Otro uso que se recuerda hasta hace pocos años era el molino de pienso en el que se molía el grano para los animales, o también para refugio o cuadras de los animales como eran los burros de algunas personas, y para echar los despojos de carnes para perros, gatos y roedores, ya que estaba en total abandono.
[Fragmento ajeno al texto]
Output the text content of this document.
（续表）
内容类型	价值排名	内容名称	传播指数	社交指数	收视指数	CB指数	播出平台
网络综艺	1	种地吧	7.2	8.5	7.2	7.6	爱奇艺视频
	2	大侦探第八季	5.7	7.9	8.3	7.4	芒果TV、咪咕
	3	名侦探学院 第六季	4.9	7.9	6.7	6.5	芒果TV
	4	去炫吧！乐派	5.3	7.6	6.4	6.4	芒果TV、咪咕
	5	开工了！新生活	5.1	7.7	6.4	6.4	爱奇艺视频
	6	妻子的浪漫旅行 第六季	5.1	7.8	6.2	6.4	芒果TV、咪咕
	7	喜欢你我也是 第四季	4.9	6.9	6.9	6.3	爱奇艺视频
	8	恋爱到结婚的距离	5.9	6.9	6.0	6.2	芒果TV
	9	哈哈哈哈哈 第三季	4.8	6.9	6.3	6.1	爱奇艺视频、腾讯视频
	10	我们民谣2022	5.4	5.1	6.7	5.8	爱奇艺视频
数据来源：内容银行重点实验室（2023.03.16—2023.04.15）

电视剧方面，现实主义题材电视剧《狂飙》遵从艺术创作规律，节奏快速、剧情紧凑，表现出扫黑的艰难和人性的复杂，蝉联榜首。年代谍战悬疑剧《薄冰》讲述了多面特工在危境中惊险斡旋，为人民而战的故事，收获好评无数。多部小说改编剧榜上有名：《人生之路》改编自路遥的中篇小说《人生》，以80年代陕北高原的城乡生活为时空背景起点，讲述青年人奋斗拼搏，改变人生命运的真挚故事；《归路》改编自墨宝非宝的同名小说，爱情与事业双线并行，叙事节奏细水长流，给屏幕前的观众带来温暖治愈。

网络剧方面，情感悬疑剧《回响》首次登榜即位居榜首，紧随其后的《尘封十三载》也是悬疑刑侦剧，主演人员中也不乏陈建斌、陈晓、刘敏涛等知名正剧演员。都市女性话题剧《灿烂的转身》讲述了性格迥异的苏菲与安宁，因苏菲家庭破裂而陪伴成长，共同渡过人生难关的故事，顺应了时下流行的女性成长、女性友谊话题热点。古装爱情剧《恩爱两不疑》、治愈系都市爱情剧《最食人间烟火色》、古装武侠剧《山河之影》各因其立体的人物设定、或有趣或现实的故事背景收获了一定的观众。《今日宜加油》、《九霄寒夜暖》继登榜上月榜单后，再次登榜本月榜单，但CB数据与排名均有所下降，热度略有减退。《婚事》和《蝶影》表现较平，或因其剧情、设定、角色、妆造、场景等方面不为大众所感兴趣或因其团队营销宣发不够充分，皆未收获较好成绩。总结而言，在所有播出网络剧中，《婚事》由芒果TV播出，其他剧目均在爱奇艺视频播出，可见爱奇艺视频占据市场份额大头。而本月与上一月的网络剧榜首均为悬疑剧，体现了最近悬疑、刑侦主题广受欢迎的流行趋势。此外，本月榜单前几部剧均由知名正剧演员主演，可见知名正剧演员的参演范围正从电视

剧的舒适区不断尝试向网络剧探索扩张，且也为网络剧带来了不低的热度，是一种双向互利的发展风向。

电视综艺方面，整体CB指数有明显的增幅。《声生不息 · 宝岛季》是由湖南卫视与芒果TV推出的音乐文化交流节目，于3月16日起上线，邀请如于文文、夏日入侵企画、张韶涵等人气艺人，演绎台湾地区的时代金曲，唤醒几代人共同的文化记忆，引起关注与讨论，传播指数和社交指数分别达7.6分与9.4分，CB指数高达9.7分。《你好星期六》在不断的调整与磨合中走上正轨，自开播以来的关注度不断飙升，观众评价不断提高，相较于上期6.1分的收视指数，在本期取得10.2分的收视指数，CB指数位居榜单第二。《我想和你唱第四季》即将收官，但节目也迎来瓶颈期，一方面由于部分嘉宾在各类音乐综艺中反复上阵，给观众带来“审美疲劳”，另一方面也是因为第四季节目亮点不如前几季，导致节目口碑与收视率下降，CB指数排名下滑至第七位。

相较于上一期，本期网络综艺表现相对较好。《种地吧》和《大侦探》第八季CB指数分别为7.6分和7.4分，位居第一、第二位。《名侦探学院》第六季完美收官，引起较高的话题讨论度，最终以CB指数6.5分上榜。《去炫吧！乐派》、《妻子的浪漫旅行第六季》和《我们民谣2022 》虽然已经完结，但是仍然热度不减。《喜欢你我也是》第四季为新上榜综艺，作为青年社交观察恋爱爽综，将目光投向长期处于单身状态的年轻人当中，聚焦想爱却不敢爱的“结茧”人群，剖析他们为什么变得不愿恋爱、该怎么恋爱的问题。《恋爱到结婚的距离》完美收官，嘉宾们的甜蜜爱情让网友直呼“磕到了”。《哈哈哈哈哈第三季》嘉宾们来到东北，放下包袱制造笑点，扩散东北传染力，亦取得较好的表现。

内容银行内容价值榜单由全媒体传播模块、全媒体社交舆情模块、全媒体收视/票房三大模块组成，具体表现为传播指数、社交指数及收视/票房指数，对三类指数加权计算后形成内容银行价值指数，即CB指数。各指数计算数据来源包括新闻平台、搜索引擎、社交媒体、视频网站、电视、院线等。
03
Pero a pesar de los siglos siguen luchando sus paredes por sobrevivir al paso
del tiempo como diciéndonos sigo con la lucha ya que no quiero desaparecer, y la prueba la tenemos con su claustro y su fuente central a pesar de las penurias, gran templo seria en sus fechas según la demarcación que coge, pero no solo queda el claustro también queda su pavimento de piedra y la cañería por donde caía el agua que alimentaba la fuente central, nos detenemos a imaginar cuando esas monjas contemplasen el chorro de agua que cayese en dicha fuente y el susurro de la caída del liquido elemento con su puesta de sol, que sitio más ideal para la oración y dedicación a Dios, otras pensarían en hacer el bien a algunas personas, o en leer la biblia ya que era inseparable para ellas, en otra ocasión se mencionaran las obras que hacían por el prójimo, este convento tuvo una bula papal para que le quitasen la obligación de decir misa perpetua por el alma del fundador, ya que los dineros dotados en la herencia de dicha persona se terminaron D. Jerónimo Don Jerónimo González de Alanís fundador y mentor de este convento.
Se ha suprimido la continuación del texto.